Wildfire season in Washington, United States

The 2019 Washington wildfire season officially began in March 2019.

== Background ==

While the typical "fire season" in Washington varies every year based on weather conditions, most wildfires occur in between July and October. However, hotter, drier conditions can allow wildfires to start outside of these boundaries. Wildfires tend to start at these times of the year after moisture from winter and spring precipitation dries up. Vegetation and overall conditions are the hottest and driest in these periods. The increase of vegetation can make the fires spread easier.
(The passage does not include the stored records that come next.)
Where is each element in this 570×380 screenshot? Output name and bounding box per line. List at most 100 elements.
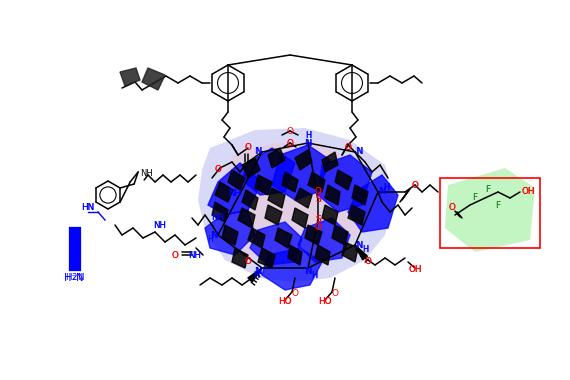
Polygon shape xyxy=(352,185,368,205)
Text: O: O xyxy=(287,138,294,147)
Text: H: H xyxy=(65,274,71,282)
Text: H: H xyxy=(362,244,368,253)
Polygon shape xyxy=(268,188,285,208)
Polygon shape xyxy=(298,218,350,262)
Text: S: S xyxy=(315,195,321,204)
Polygon shape xyxy=(282,172,298,192)
Text: H: H xyxy=(362,244,368,253)
Text: O: O xyxy=(315,223,321,233)
Text: H: H xyxy=(64,273,72,283)
Text: O: O xyxy=(332,288,339,298)
Polygon shape xyxy=(248,268,262,282)
Text: HN: HN xyxy=(82,203,95,212)
Polygon shape xyxy=(215,143,368,262)
Text: NH: NH xyxy=(229,188,242,198)
Text: N: N xyxy=(255,147,261,157)
Text: OH: OH xyxy=(408,266,422,274)
Text: H: H xyxy=(311,271,317,280)
Text: H: H xyxy=(383,182,389,192)
Text: O: O xyxy=(245,144,251,152)
Text: S: S xyxy=(315,215,321,225)
Polygon shape xyxy=(315,245,330,265)
Text: N: N xyxy=(304,138,311,147)
Text: H: H xyxy=(207,236,213,244)
Polygon shape xyxy=(308,172,325,192)
Text: N: N xyxy=(305,268,311,277)
Text: O: O xyxy=(315,187,321,196)
Text: O: O xyxy=(287,138,294,147)
Text: S: S xyxy=(315,195,321,204)
Polygon shape xyxy=(265,205,282,225)
Text: F: F xyxy=(486,185,491,195)
Text: N: N xyxy=(356,147,363,157)
Polygon shape xyxy=(295,188,312,208)
Text: H: H xyxy=(311,271,317,280)
Text: HO: HO xyxy=(278,298,292,307)
Text: H: H xyxy=(253,271,259,280)
Polygon shape xyxy=(222,225,238,245)
Text: H: H xyxy=(305,130,311,139)
Polygon shape xyxy=(355,245,368,260)
Text: N: N xyxy=(356,241,363,250)
Text: F: F xyxy=(495,201,500,209)
Text: O: O xyxy=(214,166,222,174)
Text: HO: HO xyxy=(278,298,292,307)
Polygon shape xyxy=(198,128,395,282)
Polygon shape xyxy=(208,163,262,215)
Text: O: O xyxy=(449,203,455,212)
Polygon shape xyxy=(262,248,322,290)
Text: N: N xyxy=(76,273,84,283)
Polygon shape xyxy=(215,182,233,202)
Text: O: O xyxy=(365,258,372,266)
Polygon shape xyxy=(272,145,330,200)
Text: NH: NH xyxy=(153,220,166,230)
Text: NH: NH xyxy=(189,250,202,260)
Text: OH: OH xyxy=(521,187,535,196)
Text: O: O xyxy=(364,258,372,266)
Text: NH: NH xyxy=(211,214,225,223)
Text: N: N xyxy=(305,138,311,147)
Polygon shape xyxy=(305,225,322,245)
Text: N: N xyxy=(378,187,385,196)
Text: 2: 2 xyxy=(71,274,77,282)
Text: O: O xyxy=(315,223,321,233)
Text: O: O xyxy=(412,180,418,190)
Text: O: O xyxy=(345,144,351,152)
Polygon shape xyxy=(250,222,302,265)
Text: OH: OH xyxy=(522,187,535,196)
Text: NH: NH xyxy=(211,214,225,223)
Text: H: H xyxy=(305,130,311,139)
Polygon shape xyxy=(228,170,245,190)
Text: O: O xyxy=(344,144,352,152)
Text: N: N xyxy=(254,268,262,277)
Polygon shape xyxy=(295,150,312,170)
Polygon shape xyxy=(348,205,365,225)
Polygon shape xyxy=(238,208,255,228)
Text: 2: 2 xyxy=(72,275,76,281)
Text: S: S xyxy=(315,215,321,225)
Polygon shape xyxy=(255,175,272,195)
Text: H: H xyxy=(253,271,259,280)
Polygon shape xyxy=(288,245,302,265)
Text: N: N xyxy=(356,241,363,250)
Polygon shape xyxy=(332,225,348,245)
Text: O: O xyxy=(245,258,251,266)
Text: N: N xyxy=(378,187,385,196)
Polygon shape xyxy=(242,148,295,195)
Text: NH: NH xyxy=(189,250,202,260)
Polygon shape xyxy=(445,168,535,252)
Text: O: O xyxy=(291,288,299,298)
Polygon shape xyxy=(232,248,248,268)
Polygon shape xyxy=(142,68,165,90)
Text: O: O xyxy=(172,250,178,260)
Text: O: O xyxy=(245,144,251,152)
Text: N: N xyxy=(211,231,217,239)
Text: HO: HO xyxy=(319,298,332,307)
Text: N: N xyxy=(210,231,218,239)
Text: NH: NH xyxy=(140,169,153,179)
Text: N: N xyxy=(255,268,261,277)
Text: F: F xyxy=(473,193,478,203)
Polygon shape xyxy=(205,210,255,255)
Polygon shape xyxy=(335,170,352,190)
Polygon shape xyxy=(322,205,338,225)
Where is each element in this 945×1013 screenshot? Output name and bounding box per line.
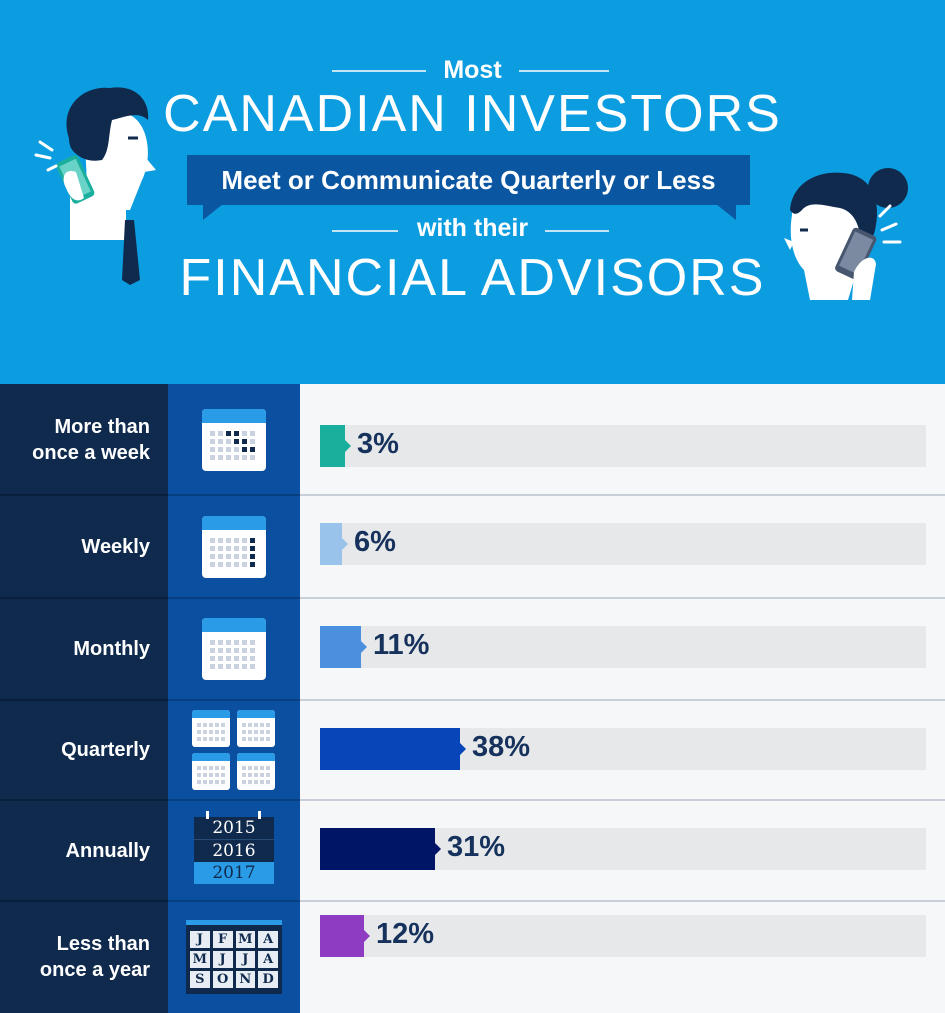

==Government preparation==
In January 2019, the Washington Commissioner of Public Lands Hilary Franz proposed a $55 million, 10-year plan to combat fires that included greatly expanded budgeting for 30 new full-time and 40 seasonal firefighters, new training academies, new firefighting equipment including aircraft, and a new "rangeland" firefighting plan for the state.

==Environment==
Drought conditions existed in over half of Washington counties in May 2019. Many water basins were at half their median snowpack level, and the state overall was at its fourth lowest level in 30 years according to the Washington State Department of Ecology.

==Fires and smoke==

There were 24 Western Washington wildfires reported before the spring equinox, including a 18 acre blaze near Mount St. Helens that heavily damaged one structure.

The 243 Command Fire was the first large fire of the season. It began on June 3 near Wanapum Dam on the Columbia River in Eastern Washington, and by June 5 had grown to 5000 acre, causing mandatory evacuations near Beverly, and made Spokane's air quality the worst in the United States.